Citi Bike to hike prices for the second time in a year


The cost to ride a Citi Bike is going up for the second time in a year.

Lyft, which owns Citi Bike, announced on Thursday that the cost to rent a bike will rise by roughly 10% next month.

The annual price tag for Citi Bike members will increase from $185 to $205 on Jan. 29. Starting Jan. 5, nonmembers will pay $4.49 for a 30-minute single-use trip, up 50 cents from the current price.

Jordan Levine, a spokesperson for Lyft, attributed the price hikes to supply chain disruptions and soaring shipping costs, among other factors. He said the rough economic outlook will not impact plans to expand Citi Bike into more areas of Brooklyn and Queens.

The cost to rent an electric Citi Bike will also go up next month, from 15 cents to 17 cents per minute for members, and from 23 cents to 26 cents per minute for nonmembers.

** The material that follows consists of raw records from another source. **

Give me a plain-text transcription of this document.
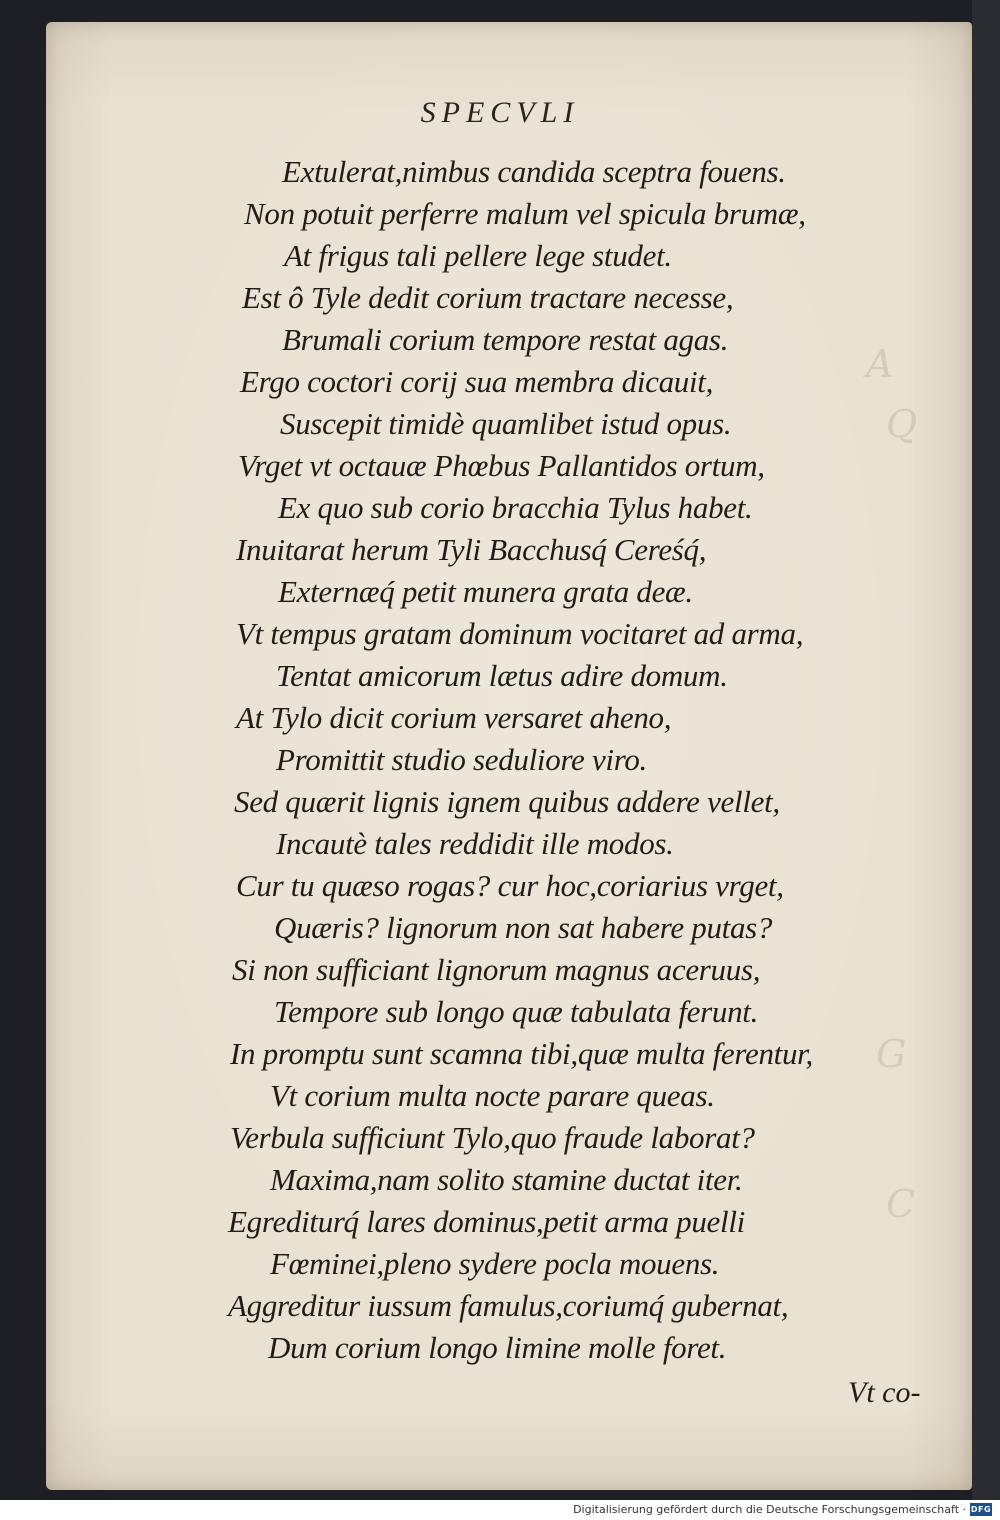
A
Q
G
C
SPECVLI
Extulerat,nimbus candida sceptra fouens.
Non potuit perferre malum vel spicula brumæ,
At frigus tali pellere lege studet.
Est ô Tyle dedit corium tractare necesse,
Brumali corium tempore restat agas.
Ergo coctori corij sua membra dicauit,
Suscepit timidè quamlibet istud opus.
Vrget vt octauæ Phœbus Pallantidos ortum,
Ex quo sub corio bracchia Tylus habet.
Inuitarat herum Tyli Bacchusq́ Cereśq́,
Externæq́ petit munera grata deæ.
Vt tempus gratam dominum vocitaret ad arma,
Tentat amicorum lætus adire domum.
At Tylo dicit corium versaret aheno,
Promittit studio seduliore viro.
Sed quærit lignis ignem quibus addere vellet,
Incautè tales reddidit ille modos.
Cur tu quæso rogas? cur hoc,coriarius vrget,
Quæris? lignorum non sat habere putas?
Si non sufficiant lignorum magnus aceruus,
Tempore sub longo quæ tabulata ferunt.
In promptu sunt scamna tibi,quæ multa ferentur,
Vt corium multa nocte parare queas.
Verbula sufficiunt Tylo,quo fraude laborat?
Maxima,nam solito stamine ductat iter.
Egrediturq́ lares dominus,petit arma puelli
Fœminei,pleno sydere pocla mouens.
Aggreditur iussum famulus,coriumq́ gubernat,
Dum corium longo limine molle foret.
Vt co-
Digitalisierung gefördert durch die Deutsche Forschungsgemeinschaft · DFG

That increase reflects the growing costs of swapping batteries amid outsize demand for the bikes, according to Levine.

Lyft has recently moved to slash operating costs in the face of continued declines in stock value. Last month, Lyft laid off 13% of its staff, including employees overseeing Citi Bike.

But the increased prices could impact overall membership for Citi Bike, which saw a surge in usage during the pandemic. With the incoming increase, the cost of an annual membership — which offers free rides on standard bikes up to 40 minutes — has now more than doubled from $95 when the system launched in 2014. The price of single-use rides is up 50% since Lyft bought Citi Bike four years ago.

Lyft purchased the bike-share system in 2018. The ride-share giant hiked prices earlier this year, prompting criticism from city officials. A spokesperson for the Department of Transportation declined to comment on the latest increase.

Levine said Lyft is considering ways to offer lower prices to its most loyal members, including those who participate in the company’s Bike Angels program that extends the annual memberships of riders who return bikes to mostly empty stations.

The company’s reduced fare program, which provides low-cost membership to public housing residents and food stamp recipients, will remain at its current level of $5 per month.